Thursday, March 29, 2007

The Money Shot: 3.29.07

Today's headlines...

U2's Bono awarded British knighthood (AP)
The Money Shot: "You have permission to call me anything you want — except sir, all right? Lord of lords, your demigodness, that'll do," he told reporters afterward. Because he is an Irish citizen, Bono won't have the title of "sir" before his name. That honor is reserved for citizens of the United Kingdom or British Commonwealth countries. Ireland left the Commonwealth when it became a republic in 1949.

Oasis in new indie war of words (Metro.co.uk)
MS: Bloc Party frontman Kele Okereke hit back after Liam Gallagher dismissed them as "a band off University Challenge".

Okereke told Uncut magazine: "I think Oasis are the most over-rated and pernicious band of all time. They had a totally negative and dangerous impact upon the state of British music. They have made stupidity hip. They claim to be inspired by the Beatles but, and this so saddens me, they have failed to grasp that the Beatles were about constant change and evolution. Oasis are repetitive Luddites."


Radiohead Deny Starbucks Deal (Yahoo! Music)
MS: "Radiohead are currently in the studio working on their next record. They are not negotiating a new record deal with anyone, and will not even consider how to release their new music until the album is finished. The rumor that they are about to sign with Starbucks is totally untrue."

Snow Patrol, Flaming Lips Ensnared For 'Spider-Man 3' (Billboard)
MS: "Peter Parker never seems to get over his introverted lack of confidence, at least in the classic comic books I remember," Flaming Lips frontman Wayne Coyne told Billboard.com today (March 29) in the midst of a tornado warning in his Oklahoma City hometown. "I was looking for some excuse to write a fight song, and then this came up. It has the chiming of the bell when they go into the ring. It's silly, but with the right storyline, it can be a lot of fun."

The 50 greatest film soundtracks (Guardian Unlimited)
MS: 12. Trainspotting (Compiler: Danny Boyle, 1996) Danny Boyle's energetic screen rendering of Irvine Welsh's novel was the Clockwork Orange of the Nineties - a movie which redefined the face of modern British cinema, leaving an indelible impression upon contemporary youth culture. Essential to the film's success was an audaciously scattershot jukebox soundtrack which perfectly embodied the film's anarchic charms. Listening to the CD is like watching the entire movie in your head, from Iggy Pop's frenetic 'Lust For Life' (the opening high-street chase sequence), through the ironic melancholy of Lou Reed's 'Perfect Day' (Renton's heroin overdose), to the blood-pumping climax of Underworld's chanting heartbeat 'Born Slippy' (our anti-hero's gleeful escape).

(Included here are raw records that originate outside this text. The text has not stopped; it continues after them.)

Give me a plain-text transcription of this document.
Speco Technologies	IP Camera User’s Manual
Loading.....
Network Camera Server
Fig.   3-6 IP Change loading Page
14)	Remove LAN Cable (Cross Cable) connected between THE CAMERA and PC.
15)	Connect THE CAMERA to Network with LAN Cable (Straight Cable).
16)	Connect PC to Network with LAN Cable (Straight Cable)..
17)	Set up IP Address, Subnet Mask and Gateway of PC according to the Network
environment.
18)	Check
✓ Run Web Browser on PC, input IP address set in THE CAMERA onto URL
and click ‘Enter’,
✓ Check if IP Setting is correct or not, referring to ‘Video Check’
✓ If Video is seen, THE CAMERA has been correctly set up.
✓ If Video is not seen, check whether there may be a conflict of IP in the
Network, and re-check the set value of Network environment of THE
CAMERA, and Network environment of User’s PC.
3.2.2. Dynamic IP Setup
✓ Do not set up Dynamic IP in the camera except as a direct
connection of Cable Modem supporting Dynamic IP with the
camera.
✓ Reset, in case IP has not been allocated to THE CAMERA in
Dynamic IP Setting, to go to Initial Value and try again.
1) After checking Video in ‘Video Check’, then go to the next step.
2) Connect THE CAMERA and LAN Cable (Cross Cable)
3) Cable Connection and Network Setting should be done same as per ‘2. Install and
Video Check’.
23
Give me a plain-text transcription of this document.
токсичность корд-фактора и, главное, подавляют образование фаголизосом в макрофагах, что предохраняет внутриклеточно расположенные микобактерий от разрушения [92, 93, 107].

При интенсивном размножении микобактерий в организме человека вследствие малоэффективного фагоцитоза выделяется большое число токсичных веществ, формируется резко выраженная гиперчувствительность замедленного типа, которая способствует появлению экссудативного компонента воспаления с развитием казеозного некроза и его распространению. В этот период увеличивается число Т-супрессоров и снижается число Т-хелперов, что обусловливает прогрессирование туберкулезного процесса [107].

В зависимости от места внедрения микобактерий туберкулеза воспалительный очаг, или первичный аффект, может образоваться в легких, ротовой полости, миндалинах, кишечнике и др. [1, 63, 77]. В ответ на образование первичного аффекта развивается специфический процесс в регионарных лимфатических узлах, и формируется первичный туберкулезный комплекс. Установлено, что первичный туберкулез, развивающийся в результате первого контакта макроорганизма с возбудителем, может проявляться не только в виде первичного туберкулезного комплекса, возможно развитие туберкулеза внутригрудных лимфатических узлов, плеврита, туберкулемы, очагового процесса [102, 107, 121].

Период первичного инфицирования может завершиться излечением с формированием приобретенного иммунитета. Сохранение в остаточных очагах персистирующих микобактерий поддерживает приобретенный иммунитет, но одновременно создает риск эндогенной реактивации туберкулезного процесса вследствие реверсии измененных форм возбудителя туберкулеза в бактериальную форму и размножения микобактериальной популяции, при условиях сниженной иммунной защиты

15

The Gossip's Beth Ditto Speaks Out (The Independent)
MS: "I've been loud and obnoxious my whole life and never really understood why I'd get into so much trouble for talking when the whole room was doing it. When grunge came along, I wanted to sing like Tori Amos, then Mama Cass. Later, when I listened to Sonic Youth, Bikini Kill and Hole, I realised my voice didn't have to sound beautiful."

Partying This Hard Is A Full-Time Job And The Black Lips Just Got A Promotion (Eye Weekly)
MS: Every band needs a story, and playing 13 gigs in four days during the South by Southwest music festival in Austin, Texas is the kind of outsized stunt that great biographies are made of. It has the hallmarks of rock legend: after years of toiling in obscurity, scrappy garage punk underdogs play every show they can and finally seize the attention of the music business, one crowd of nerdy rock critics and fauxhawked A&R reps at a time. But every journalist always wants something juicier to write about, and when The New York Times labelled them “the hardest-working band at SXSW,” the rest of the media picked up on what these Atlanta natives The Black Lips were known as beforehand: the hardest-partying gang of drunken fools ever to hit, and piss all over, the stage. They haven't quite lived it down yet.